Paul Taylor Dance Company: The complexity of being human

Paul Taylor Dance Company's Shawn Lesniak, Devon Louis, Jake Vincent and Austin Kelly in Lauren Lovette's 'Echo'. Photo by Whitney Browne.
Paul Taylor Dance Company's Shawn Lesniak, Devon Louis, Jake Vincent and Austin Kelly in Lauren Lovette's 'Echo'. Photo by Whitney Browne.

Lincoln Center for the Performing Arts, New York, NY.
November 4, 2023.

The Paul Taylor Dance Company’s 2023 and 11th season at the David H. Koch Theater at Lincoln Center ran from October 31-November 12. The season hosted works by five choreographers: resident choreographer Lauren Lovette, along with Ulysses Dove, Amy Hall Garner, Larry Keigwin and Paul Taylor himself. The Taylor company first came into existence in 1954, and since then, Taylor created 147 dances. Taylor died in 2018, and since his passing, the company has been under the artistic direction of longtime company member Michael Novak, chosen by Taylor before his death to lead the company.

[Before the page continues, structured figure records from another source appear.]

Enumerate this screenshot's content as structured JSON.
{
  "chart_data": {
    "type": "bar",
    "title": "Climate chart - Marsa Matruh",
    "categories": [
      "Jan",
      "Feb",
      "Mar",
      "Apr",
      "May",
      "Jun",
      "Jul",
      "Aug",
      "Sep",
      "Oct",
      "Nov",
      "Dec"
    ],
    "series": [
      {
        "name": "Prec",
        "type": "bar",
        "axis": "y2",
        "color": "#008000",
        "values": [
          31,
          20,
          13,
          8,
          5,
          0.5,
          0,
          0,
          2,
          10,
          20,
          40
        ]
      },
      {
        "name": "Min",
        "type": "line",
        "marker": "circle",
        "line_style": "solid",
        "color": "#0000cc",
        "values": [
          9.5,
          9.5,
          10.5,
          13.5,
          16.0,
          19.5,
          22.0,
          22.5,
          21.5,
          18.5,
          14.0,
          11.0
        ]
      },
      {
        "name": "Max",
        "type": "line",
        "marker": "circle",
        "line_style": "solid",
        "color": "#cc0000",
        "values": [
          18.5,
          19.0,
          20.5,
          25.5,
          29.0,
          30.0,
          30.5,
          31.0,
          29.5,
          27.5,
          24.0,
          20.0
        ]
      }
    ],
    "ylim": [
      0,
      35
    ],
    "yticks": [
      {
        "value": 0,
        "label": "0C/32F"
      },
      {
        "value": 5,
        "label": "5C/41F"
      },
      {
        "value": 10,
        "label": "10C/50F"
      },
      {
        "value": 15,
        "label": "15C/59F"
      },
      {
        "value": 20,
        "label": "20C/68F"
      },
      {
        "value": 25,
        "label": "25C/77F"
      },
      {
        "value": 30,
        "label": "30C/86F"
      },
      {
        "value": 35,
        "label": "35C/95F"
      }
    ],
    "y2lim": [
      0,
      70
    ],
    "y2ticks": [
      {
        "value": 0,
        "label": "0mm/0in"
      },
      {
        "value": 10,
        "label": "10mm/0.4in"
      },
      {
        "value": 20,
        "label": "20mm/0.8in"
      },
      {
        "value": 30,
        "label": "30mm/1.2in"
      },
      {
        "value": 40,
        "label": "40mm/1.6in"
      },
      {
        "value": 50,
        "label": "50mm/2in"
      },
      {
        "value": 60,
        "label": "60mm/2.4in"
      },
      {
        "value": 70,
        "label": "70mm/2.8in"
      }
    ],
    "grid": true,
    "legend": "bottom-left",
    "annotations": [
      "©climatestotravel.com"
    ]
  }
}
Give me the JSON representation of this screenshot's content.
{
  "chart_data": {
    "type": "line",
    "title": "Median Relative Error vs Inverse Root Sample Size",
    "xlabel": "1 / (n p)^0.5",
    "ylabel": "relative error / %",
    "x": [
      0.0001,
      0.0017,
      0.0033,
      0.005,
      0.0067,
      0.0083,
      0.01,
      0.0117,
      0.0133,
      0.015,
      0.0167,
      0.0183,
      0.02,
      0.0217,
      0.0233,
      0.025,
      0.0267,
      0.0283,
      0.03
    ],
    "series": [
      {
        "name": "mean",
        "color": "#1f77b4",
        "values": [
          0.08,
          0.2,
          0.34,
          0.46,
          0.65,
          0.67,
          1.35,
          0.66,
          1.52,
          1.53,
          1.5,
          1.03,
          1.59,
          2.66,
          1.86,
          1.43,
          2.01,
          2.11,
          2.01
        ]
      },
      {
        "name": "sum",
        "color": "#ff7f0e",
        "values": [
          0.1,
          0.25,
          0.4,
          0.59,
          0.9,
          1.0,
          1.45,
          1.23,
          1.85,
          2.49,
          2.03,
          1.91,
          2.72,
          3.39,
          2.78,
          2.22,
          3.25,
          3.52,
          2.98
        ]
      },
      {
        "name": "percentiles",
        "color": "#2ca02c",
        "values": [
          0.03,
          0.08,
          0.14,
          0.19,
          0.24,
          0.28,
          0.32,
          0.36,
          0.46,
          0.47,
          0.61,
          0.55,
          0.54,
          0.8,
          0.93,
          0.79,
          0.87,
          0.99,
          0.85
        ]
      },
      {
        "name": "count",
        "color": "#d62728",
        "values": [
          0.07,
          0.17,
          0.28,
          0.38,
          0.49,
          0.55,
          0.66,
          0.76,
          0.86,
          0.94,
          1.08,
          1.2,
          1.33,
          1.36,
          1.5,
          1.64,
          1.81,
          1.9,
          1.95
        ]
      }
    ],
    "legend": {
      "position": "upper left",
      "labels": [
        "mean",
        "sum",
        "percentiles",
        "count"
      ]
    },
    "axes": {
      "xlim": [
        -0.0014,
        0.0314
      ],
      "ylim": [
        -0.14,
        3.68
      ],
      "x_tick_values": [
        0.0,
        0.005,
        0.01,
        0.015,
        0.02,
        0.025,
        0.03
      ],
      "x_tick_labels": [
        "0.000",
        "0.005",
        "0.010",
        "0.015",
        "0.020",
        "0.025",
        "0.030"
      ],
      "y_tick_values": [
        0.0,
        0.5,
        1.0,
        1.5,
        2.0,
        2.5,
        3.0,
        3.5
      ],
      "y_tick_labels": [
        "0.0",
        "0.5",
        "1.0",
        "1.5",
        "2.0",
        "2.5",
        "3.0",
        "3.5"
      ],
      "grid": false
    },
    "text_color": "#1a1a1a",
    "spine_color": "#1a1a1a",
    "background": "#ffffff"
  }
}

On the evening of my attendance, the company performed Echo (Lauren Lovette), Vespers (Uylsses Dove), and Piazzolla Caldera (Paul Taylor). The program order worked well because the first two pieces share similar aspects aesthetically, and the last a departure in tone, but not content. All three pieces deal with the complexity of being human…its depth and confusion, its dichotomy, its healing and its grace.

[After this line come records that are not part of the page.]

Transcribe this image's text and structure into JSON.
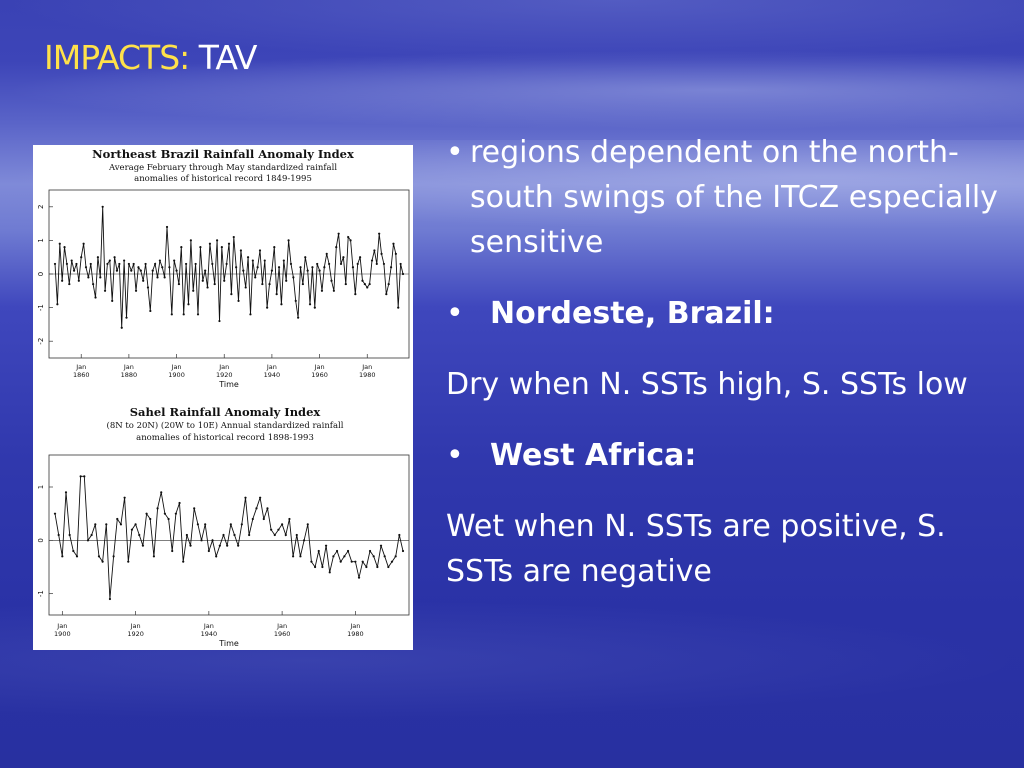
{
  "slide": {
    "title_highlight": "IMPACTS:",
    "title_rest": " TAV"
  },
  "figure": {
    "chart1": {
      "title_line1": "Northeast Brazil Rainfall Anomaly Index",
      "title_line2": "Average February through May standardized rainfall",
      "title_line3": "anomalies of historical record 1849-1995",
      "x_ticks": [
        "Jan\n1860",
        "Jan\n1880",
        "Jan\n1900",
        "Jan\n1920",
        "Jan\n1940",
        "Jan\n1960",
        "Jan\n1980"
      ],
      "x_tick_top": [
        "Jan",
        "Jan",
        "Jan",
        "Jan",
        "Jan",
        "Jan",
        "Jan"
      ],
      "x_tick_bottom": [
        "1860",
        "1880",
        "1900",
        "1920",
        "1940",
        "1960",
        "1980"
      ],
      "y_ticks": [
        "2",
        "1",
        "0",
        "-1",
        "-2"
      ],
      "xlabel": "Time"
    },
    "chart2": {
      "title_line1": "Sahel Rainfall Anomaly Index",
      "title_line2": "(8N to 20N) (20W to 10E) Annual standardized rainfall",
      "title_line3": "anomalies of historical record 1898-1993",
      "x_tick_top": [
        "Jan",
        "Jan",
        "Jan",
        "Jan",
        "Jan"
      ],
      "x_tick_bottom": [
        "1900",
        "1920",
        "1940",
        "1960",
        "1980"
      ],
      "y_ticks": [
        "1",
        "0",
        "-1"
      ],
      "xlabel": "Time"
    }
  },
  "text": {
    "bullet_symbol": "•",
    "bullet1": "regions dependent on the north-south swings of the ITCZ especially sensitive",
    "bullet2_heading": "Nordeste, Brazil:",
    "bullet2_body": "Dry when N. SSTs high, S. SSTs low",
    "bullet3_heading": "West Africa:",
    "bullet3_body": "Wet when N. SSTs are positive, S. SSTs are negative"
  },
  "chart_data": [
    {
      "type": "line",
      "title": "Northeast Brazil Rainfall Anomaly Index",
      "xlabel": "Time",
      "ylabel": "",
      "ylim": [
        -2.5,
        2.5
      ],
      "xlim": [
        1849,
        1995
      ],
      "grid": false,
      "series": [
        {
          "x": [
            1849,
            1850,
            1851,
            1852,
            1853,
            1854,
            1855,
            1856,
            1857,
            1858,
            1859,
            1860,
            1861,
            1862,
            1863,
            1864,
            1865,
            1866,
            1867,
            1868,
            1869,
            1870,
            1871,
            1872,
            1873,
            1874,
            1875,
            1876,
            1877,
            1878,
            1879,
            1880,
            1881,
            1882,
            1883,
            1884,
            1885,
            1886,
            1887,
            1888,
            1889,
            1890,
            1891,
            1892,
            1893,
            1894,
            1895,
            1896,
            1897,
            1898,
            1899,
            1900,
            1901,
            1902,
            1903,
            1904,
            1905,
            1906,
            1907,
            1908,
            1909,
            1910,
            1911,
            1912,
            1913,
            1914,
            1915,
            1916,
            1917,
            1918,
            1919,
            1920,
            1921,
            1922,
            1923,
            1924,
            1925,
            1926,
            1927,
            1928,
            1929,
            1930,
            1931,
            1932,
            1933,
            1934,
            1935,
            1936,
            1937,
            1938,
            1939,
            1940,
            1941,
            1942,
            1943,
            1944,
            1945,
            1946,
            1947,
            1948,
            1949,
            1950,
            1951,
            1952,
            1953,
            1954,
            1955,
            1956,
            1957,
            1958,
            1959,
            1960,
            1961,
            1962,
            1963,
            1964,
            1965,
            1966,
            1967,
            1968,
            1969,
            1970,
            1971,
            1972,
            1973,
            1974,
            1975,
            1976,
            1977,
            1978,
            1979,
            1980,
            1981,
            1982,
            1983,
            1984,
            1985,
            1986,
            1987,
            1988,
            1989,
            1990,
            1991,
            1992,
            1993,
            1994,
            1995
          ],
          "y": [
            0.3,
            -0.9,
            0.9,
            -0.2,
            0.8,
            0.3,
            -0.3,
            0.4,
            0.1,
            0.3,
            -0.2,
            0.5,
            0.9,
            0.2,
            -0.1,
            0.3,
            -0.3,
            -0.7,
            0.5,
            -0.1,
            2.0,
            -0.5,
            0.3,
            0.4,
            -0.8,
            0.5,
            0.1,
            0.3,
            -1.6,
            0.4,
            -1.3,
            0.3,
            0.1,
            0.3,
            -0.5,
            0.2,
            0.1,
            -0.2,
            0.3,
            -0.4,
            -1.1,
            0.1,
            0.3,
            -0.1,
            0.4,
            0.2,
            -0.1,
            1.4,
            0.2,
            -1.2,
            0.4,
            0.1,
            -0.3,
            0.8,
            -1.2,
            0.3,
            -0.9,
            1.0,
            -0.5,
            0.3,
            -1.2,
            0.8,
            -0.2,
            0.1,
            -0.4,
            0.9,
            0.3,
            -0.3,
            1.0,
            -1.4,
            0.8,
            -0.2,
            0.3,
            0.9,
            -0.6,
            1.1,
            0.2,
            -0.8,
            0.7,
            0.1,
            -0.4,
            0.5,
            -1.2,
            0.4,
            -0.1,
            0.2,
            0.7,
            -0.3,
            0.4,
            -1.0,
            -0.3,
            0.1,
            0.8,
            -0.6,
            0.2,
            -0.9,
            0.4,
            -0.2,
            1.0,
            0.3,
            -0.1,
            -0.8,
            -1.3,
            0.2,
            -0.3,
            0.5,
            0.1,
            -0.9,
            0.2,
            -1.0,
            0.3,
            0.1,
            -0.5,
            0.2,
            0.6,
            0.3,
            -0.2,
            -0.5,
            0.8,
            1.2,
            0.3,
            0.5,
            -0.3,
            1.1,
            1.0,
            0.2,
            -0.6,
            0.3,
            0.5,
            -0.2,
            -0.3,
            -0.4,
            -0.3,
            0.4,
            0.7,
            0.3,
            1.2,
            0.6,
            0.3,
            -0.6,
            -0.3,
            0.2,
            0.9,
            0.6,
            -1.0,
            0.3,
            0.0
          ]
        }
      ]
    },
    {
      "type": "line",
      "title": "Sahel Rainfall Anomaly Index",
      "xlabel": "Time",
      "ylabel": "",
      "ylim": [
        -1.4,
        1.6
      ],
      "xlim": [
        1898,
        1993
      ],
      "grid": false,
      "series": [
        {
          "x": [
            1898,
            1899,
            1900,
            1901,
            1902,
            1903,
            1904,
            1905,
            1906,
            1907,
            1908,
            1909,
            1910,
            1911,
            1912,
            1913,
            1914,
            1915,
            1916,
            1917,
            1918,
            1919,
            1920,
            1921,
            1922,
            1923,
            1924,
            1925,
            1926,
            1927,
            1928,
            1929,
            1930,
            1931,
            1932,
            1933,
            1934,
            1935,
            1936,
            1937,
            1938,
            1939,
            1940,
            1941,
            1942,
            1943,
            1944,
            1945,
            1946,
            1947,
            1948,
            1949,
            1950,
            1951,
            1952,
            1953,
            1954,
            1955,
            1956,
            1957,
            1958,
            1959,
            1960,
            1961,
            1962,
            1963,
            1964,
            1965,
            1966,
            1967,
            1968,
            1969,
            1970,
            1971,
            1972,
            1973,
            1974,
            1975,
            1976,
            1977,
            1978,
            1979,
            1980,
            1981,
            1982,
            1983,
            1984,
            1985,
            1986,
            1987,
            1988,
            1989,
            1990,
            1991,
            1992,
            1993
          ],
          "y": [
            0.5,
            0.1,
            -0.3,
            0.9,
            0.1,
            -0.2,
            -0.3,
            1.2,
            1.2,
            0.0,
            0.1,
            0.3,
            -0.3,
            -0.4,
            0.3,
            -1.1,
            -0.3,
            0.4,
            0.3,
            0.8,
            -0.4,
            0.2,
            0.3,
            0.1,
            -0.1,
            0.5,
            0.4,
            -0.3,
            0.6,
            0.9,
            0.5,
            0.4,
            -0.2,
            0.5,
            0.7,
            -0.4,
            0.1,
            -0.1,
            0.6,
            0.3,
            0.0,
            0.3,
            -0.2,
            0.0,
            -0.3,
            -0.1,
            0.1,
            -0.1,
            0.3,
            0.1,
            -0.1,
            0.3,
            0.8,
            0.1,
            0.4,
            0.6,
            0.8,
            0.4,
            0.6,
            0.2,
            0.1,
            0.2,
            0.3,
            0.1,
            0.4,
            -0.3,
            0.1,
            -0.3,
            0.0,
            0.3,
            -0.4,
            -0.5,
            -0.2,
            -0.5,
            -0.1,
            -0.6,
            -0.3,
            -0.2,
            -0.4,
            -0.3,
            -0.2,
            -0.4,
            -0.4,
            -0.7,
            -0.4,
            -0.5,
            -0.2,
            -0.3,
            -0.5,
            -0.1,
            -0.3,
            -0.5,
            -0.4,
            -0.3,
            0.1,
            -0.2
          ]
        }
      ]
    }
  ]
}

Echo, a world premiere this season, is set on all men. Lovette wanted to question what it means to be a man in today’s world and the result is an intriguing one. Using special string guest musicians, Time For Three, she brought them into the dance by utilizing the raised pit feature of the Koch Theater and clothed the musicians in costumes reflective of the dancers onstage. The effect of blurring the visual lines between the music and the dancers fostered the notion of grey areas, not just black or white. The costumes, by Zac Posen, evoked a Matrix quality, but if the Matrix also had tulle and sparkles – the long skirts and bare chests captured both the power and the softness to the piece. Humans are so many things within one body, and this piece showed how they can all live in concert with one another, when given the opportunity.

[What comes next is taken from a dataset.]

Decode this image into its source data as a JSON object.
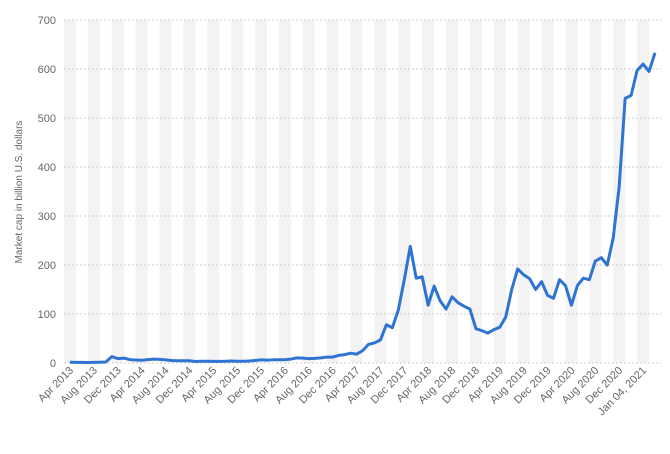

Grief is also many things, as we saw in Vespers, Dove’s 37-year-old work for all women. Also clad in black but in a more somber tenor, the group of six dancers danced to the pulsating percussion of Mikel Rouse. A black stage, except for the use of chairs, provided a stark background for the women to hurl themselves through space, their grief not the weepy variety but that of rage and power. With more chairs than dancers, the sense that something was missing was evident. The unity of the women throughout the piece stitched together the myriad phases of grief.

The classic work Piazzolla Caldera closed the show with its homage to tango. Created without using a single actual step of tango, Taylor evokes the essence of the tradition by honing in on the humanity of it — the messiness, the longing, the passion and the fire. It asks the audience to be swept away in the spectacle of it all, while also requiring the recognition that what we often find most compelling are the cracks in our human facade, the flaws we all have and how we navigate them.

The Taylor audience is a devoted one, and their support was strong throughout the show. While the house wasn’t entirely full, the applause made it sound like it was. The strength of each element of the performance warranted the reception – with new(ish) leadership and a new choreographer, the company is poised to remain the stalwart of modern dance it has been for decades.

By Emily Sarkissian of Dance Informa.